My heart starts to pound.
“What happened?”
“Some contamination. We don’t know. We found her in her room passed out. They’re worried she’s going to go into a coma…”
Chapter 6
Mia
I wake up in a hospital bed. My whole body feels stiff and painful, like I’ve been run over by a truck but don’t remember it.
I don’t have any memory of how I wound up here, but it’s not hard to put the pieces together. I must have had another allergy attack. Although this must have been a worse one than usual, because I can’t remember my body feeling this bad.

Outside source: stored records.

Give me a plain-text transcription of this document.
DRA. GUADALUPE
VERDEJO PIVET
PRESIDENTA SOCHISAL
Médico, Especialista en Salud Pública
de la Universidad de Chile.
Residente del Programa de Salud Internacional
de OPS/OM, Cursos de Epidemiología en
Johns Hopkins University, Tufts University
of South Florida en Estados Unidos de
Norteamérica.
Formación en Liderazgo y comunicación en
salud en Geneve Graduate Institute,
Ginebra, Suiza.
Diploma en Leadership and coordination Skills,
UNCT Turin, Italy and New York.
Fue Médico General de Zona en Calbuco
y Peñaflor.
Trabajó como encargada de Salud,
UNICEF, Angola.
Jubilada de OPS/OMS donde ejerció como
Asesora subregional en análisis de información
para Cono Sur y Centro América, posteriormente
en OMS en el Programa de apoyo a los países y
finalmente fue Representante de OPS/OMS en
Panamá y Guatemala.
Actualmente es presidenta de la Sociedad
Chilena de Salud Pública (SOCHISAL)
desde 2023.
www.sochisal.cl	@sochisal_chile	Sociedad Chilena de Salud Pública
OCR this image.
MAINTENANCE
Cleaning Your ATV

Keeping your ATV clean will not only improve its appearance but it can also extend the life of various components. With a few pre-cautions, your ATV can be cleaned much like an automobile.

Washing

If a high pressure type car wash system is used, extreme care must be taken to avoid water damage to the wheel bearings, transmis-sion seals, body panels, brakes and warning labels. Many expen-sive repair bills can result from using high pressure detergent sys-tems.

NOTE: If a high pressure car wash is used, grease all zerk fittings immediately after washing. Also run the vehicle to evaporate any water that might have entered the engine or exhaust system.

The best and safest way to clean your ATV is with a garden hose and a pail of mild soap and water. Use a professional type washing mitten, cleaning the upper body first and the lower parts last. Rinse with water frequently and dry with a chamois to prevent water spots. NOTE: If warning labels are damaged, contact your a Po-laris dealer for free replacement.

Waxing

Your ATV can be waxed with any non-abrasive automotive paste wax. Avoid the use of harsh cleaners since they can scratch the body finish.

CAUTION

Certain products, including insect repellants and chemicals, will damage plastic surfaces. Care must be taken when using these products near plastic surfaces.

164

Plastic sheeting surrounds my bed, creating my own hypoallergenic bubble within the hospital. A normal hospital, with all its sanitary precautions, isn’t enough to keep me safe. No, I’m so weird and my body is so deranged that I need a special place just for myself, or else I’ll pass out again, who knows how many times and for how long.
The curtains start to move, rippling back and forth.
God, am I starting to hallucinate? I don’t need to that to my list of symptoms, do I?
Suddenly, a face appears, and I realize that I’m just exhausted—I’m not hallucinating. There’s an actual person there.
It takes me a couple seconds to recognize who it is.
It’s Liam.
God, that’s the last person I want to see here. I really don’t want Liam to see me in this state. Who knows what my hair looks like, and my skin is probably all blotchy and inflamed from whatever allergy attack I had.